書ける気持ち、書きたい気持ち

 今年の前半に小説の(脳内)締め切りが最低二つはある(ことになっている)のだが、いつものことながら書くことにいっこうに本気になれないというかエンジンがかからないというか、本気になったりエンジンをかけることをわざと避けてばかりいるかのようでさえある。本気になってエンジンをかけてもこんなものしか書けないのか、という現実に直面することを恐れているのか、小説のエンジンがかかっている状態、という脳内が普段と違う非常事態に移行することを恐怖してその手前で躊躇しているのか。たぶんどちらでもあるだけでなく、ほかにもいくらでも理由を見つけることができるほど、ある程度の長さの小説(たとえ短編でも)を書き始めることには少なからぬ恐怖が伴っている。
 その恐怖をなだめるためには小説を読んだり、小説について(小説のように)書かれた文章を読むのがいいのではないか。と考えたからではないけれど、図書館で借りた去年の「新潮」11月号を読んでいると、保坂和志の連載「小説をめぐって」がやはりとっても面白いことに気づく。面白いだけでなく、読んでいると自分にも小説が書けるような気がしてくるし、それだけでなく小説を書きたいという気持ちもかきたてられるところがある。小説が書けるような気持ちにさせる文章や、小説を書きたい気持ちにさせる文章はそれぞれ世の中には大量に、かどうかは分からないけど存在すると思うが、書けるという気持ちと書きたいという気持ちを同時にけしかける文章はそう多くないだろうと思う。「なんだ、こんな小説なんて自分でも書けそうじゃん」という気持ちになったとき、小説はべつに書かなくてもいいような魅力のないものに思えているし、「ああ、自分もこんな小説が書きたいなあ」と思うとき小説は、魅力的であるがゆえに自分にはとても手の届きそうのないものに思えている。それが普通のことだと思うが、保坂氏が小説について書いた文章、によって示される小説の場合は魅力的なのに自分にもきっと何か書ける、という気持ちにさせられるのはなぜだろう。
 魅力的な場所について語るのに、そこがいかにここから遠くはなれた、現実離れした夢のような土地であるかを語るということをしていないから、ではないかと思った。その魅力的な土地の魅力を語りつつ、そこがわれわれのいる場所からたとえ距離はあっても確実に地続きの、ここからの道順さえ示せる実在の土地であることが示されているからではないか。道順がすべて明かされているというわけではないが、道順を言える実在の場所であることを前提にその土地の魅力が語られる。いや、そうではなくて、道順をたどってそこへ行き着くような距離がその土地とわれわれの間にある、ということではないのだと思う。その土地はわれわれが今いるよく知ったこの土地のどこかの、知られざる魅力ある場所のことである。
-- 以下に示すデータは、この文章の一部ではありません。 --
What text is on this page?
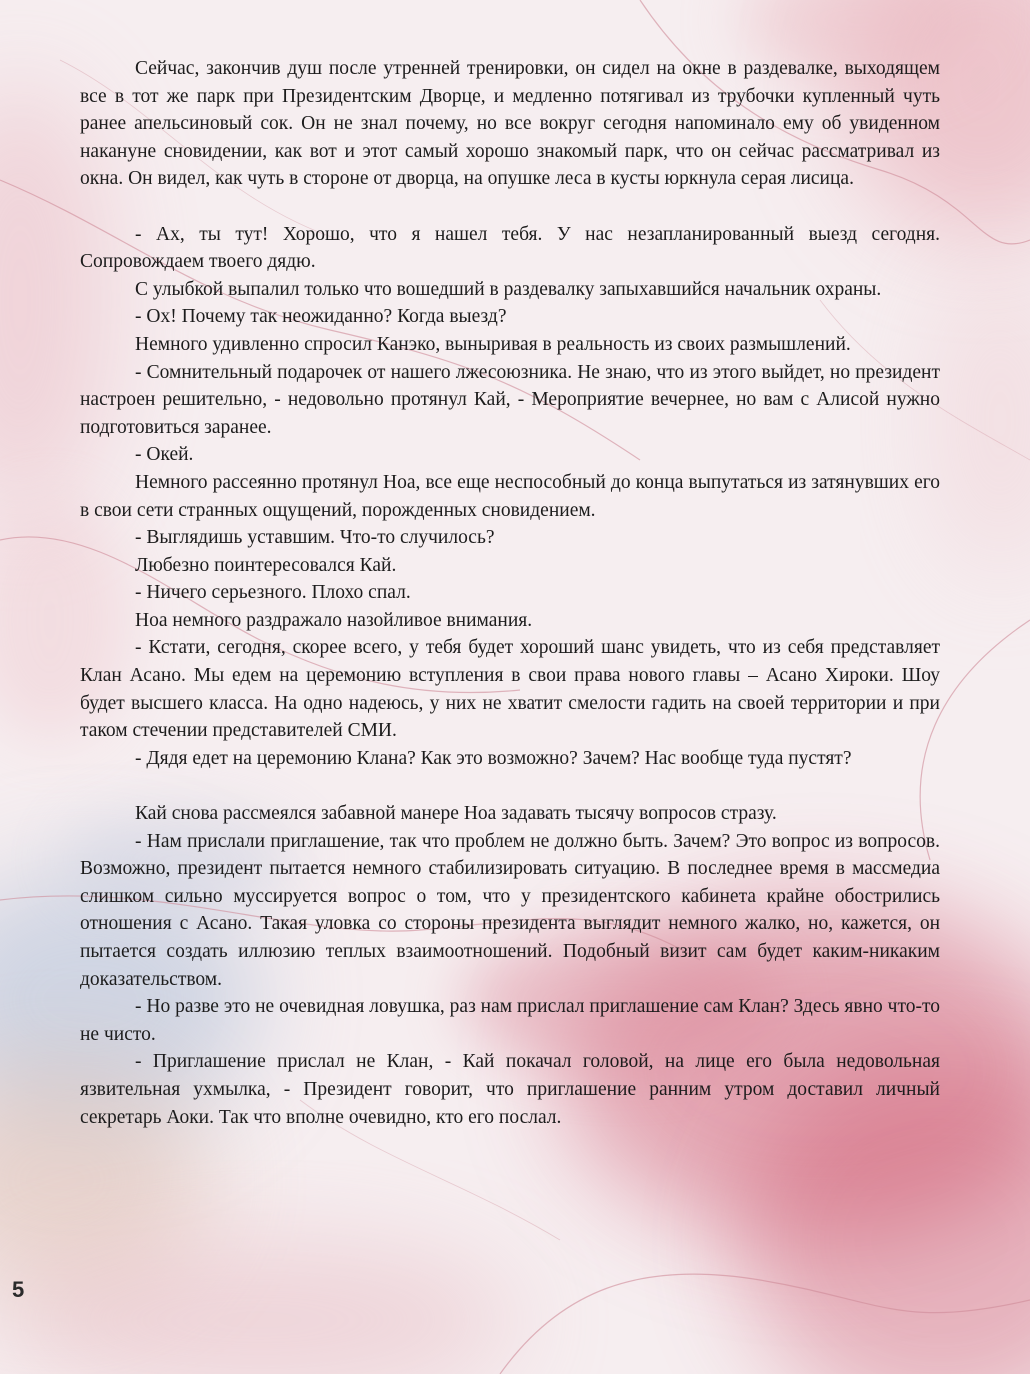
Сейчас, закончив душ после утренней тренировки, он сидел на окне в раздевалке, выходящем все в тот же парк при Президентским Дворце, и медленно потягивал из трубочки купленный чуть ранее апельсиновый сок. Он не знал почему, но все вокруг сегодня напоминало ему об увиденном накануне сновидении, как вот и этот самый хорошо знакомый парк, что он сейчас рассматривал из окна. Он видел, как чуть в стороне от дворца, на опушке леса в кусты юркнула серая лисица.

- Ах, ты тут! Хорошо, что я нашел тебя. У нас незапланированный выезд сегодня. Сопровождаем твоего дядю.

С улыбкой выпалил только что вошедший в раздевалку запыхавшийся начальник охраны.

- Ох! Почему так неожиданно? Когда выезд?

Немного удивленно спросил Канэко, выныривая в реальность из своих размышлений.

- Сомнительный подарочек от нашего лжесоюзника. Не знаю, что из этого выйдет, но президент настроен решительно, - недовольно протянул Кай, - Мероприятие вечернее, но вам с Алисой нужно подготовиться заранее.

- Окей.

Немного рассеянно протянул Ноа, все еще неспособный до конца выпутаться из затянувших его в свои сети странных ощущений, порожденных сновидением.

- Выглядишь уставшим. Что-то случилось?

Любезно поинтересовался Кай.

- Ничего серьезного. Плохо спал.

Ноа немного раздражало назойливое внимания.

- Кстати, сегодня, скорее всего, у тебя будет хороший шанс увидеть, что из себя представляет Клан Асано. Мы едем на церемонию вступления в свои права нового главы – Асано Хироки. Шоу будет высшего класса. На одно надеюсь, у них не хватит смелости гадить на своей территории и при таком стечении представителей СМИ.

- Дядя едет на церемонию Клана? Как это возможно? Зачем? Нас вообще туда пустят?

Кай снова рассмеялся забавной манере Ноа задавать тысячу вопросов стразу.

- Нам прислали приглашение, так что проблем не должно быть. Зачем? Это вопрос из вопросов. Возможно, президент пытается немного стабилизировать ситуацию. В последнее время в массмедиа слишком сильно муссируется вопрос о том, что у президентского кабинета крайне обострились отношения с Асано. Такая уловка со стороны президента выглядит немного жалко, но, кажется, он пытается создать иллюзию теплых взаимоотношений. Подобный визит сам будет каким-никаким доказательством.

- Но разве это не очевидная ловушка, раз нам прислал приглашение сам Клан? Здесь явно что-то не чисто.

- Приглашение прислал не Клан, - Кай покачал головой, на лице его была недовольная язвительная ухмылка, - Президент говорит, что приглашение ранним утром доставил личный секретарь Аоки. Так что вполне очевидно, кто его послал.

5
 本当は魅力という言い方もちょっとふさわしくなくて、魅力という言葉のもつ高をくくったみたいな印象とは程遠く、いわば芸術としての小説が保坂氏によって語られている。小説への趣味的な接し方がここで語られているわけではないのだ。ただ芸術という言葉は言葉でまた誤解を招きやすくて、芸術という言葉からわれわれがしてしまう誤解は、むしろ小説への趣味的な接し方(高のくくり方)のほうに近いものだということがある。
 われわれは芸術と聞くと芸術趣味を思い浮かべるし、小説と聞くと小説趣味を、文学と聞くと文学趣味を思い浮かべるようになっている。文学そのものについて語るのは困難だけど、文学趣味について語るのは容易で誰でも語ってそれなりの満足を得られるからだろうか。そして保坂氏の小説論には小説趣味、芸術趣味、文学趣味というものがまったく欠けているのだ。ここでいう趣味というのはたぶんオリエンタリズム(という言葉をここで使って合ってるかどうか、いちおうググってみたがたぶん合ってると思う)のようなものだ。小説なんて自分とは本当は無関係だと思いながら、無関係だからこそ存分にそこで夢見たり癒されたりできるわけで、そのような立場をとるかぎり自分のいる場所と小説は地続きになりようがないし、またそのような立場を維持するためには小説と自分が地続きでは困るわけだ。
 保坂和志には文学趣味が欠けているから、小説をユートピアのようなものとして語ることがない。ユートピアとは私が生きたまま生身で入り込むことのできない世界だ。保坂氏の語る小説は現実の一部であり、そこに足を踏み入れるために私は死ぬ必要がない。けれどそれは私が見慣れて見飽きている現実ではなく、私が見慣れて見飽きていると思っている現実がじつは現実の氷山の一角でしかない、ということをわからせるような現実だ。ただ残念なことに私が現実をそのようなものとして感じ、そのような現実としての小説、を自分にも書けるそして書きたいものとしてくっきり意識できるのは、ほぼ保坂氏の文章を読んでいる間だけであり、私は自力ではその喜ばしい状態を維持できない。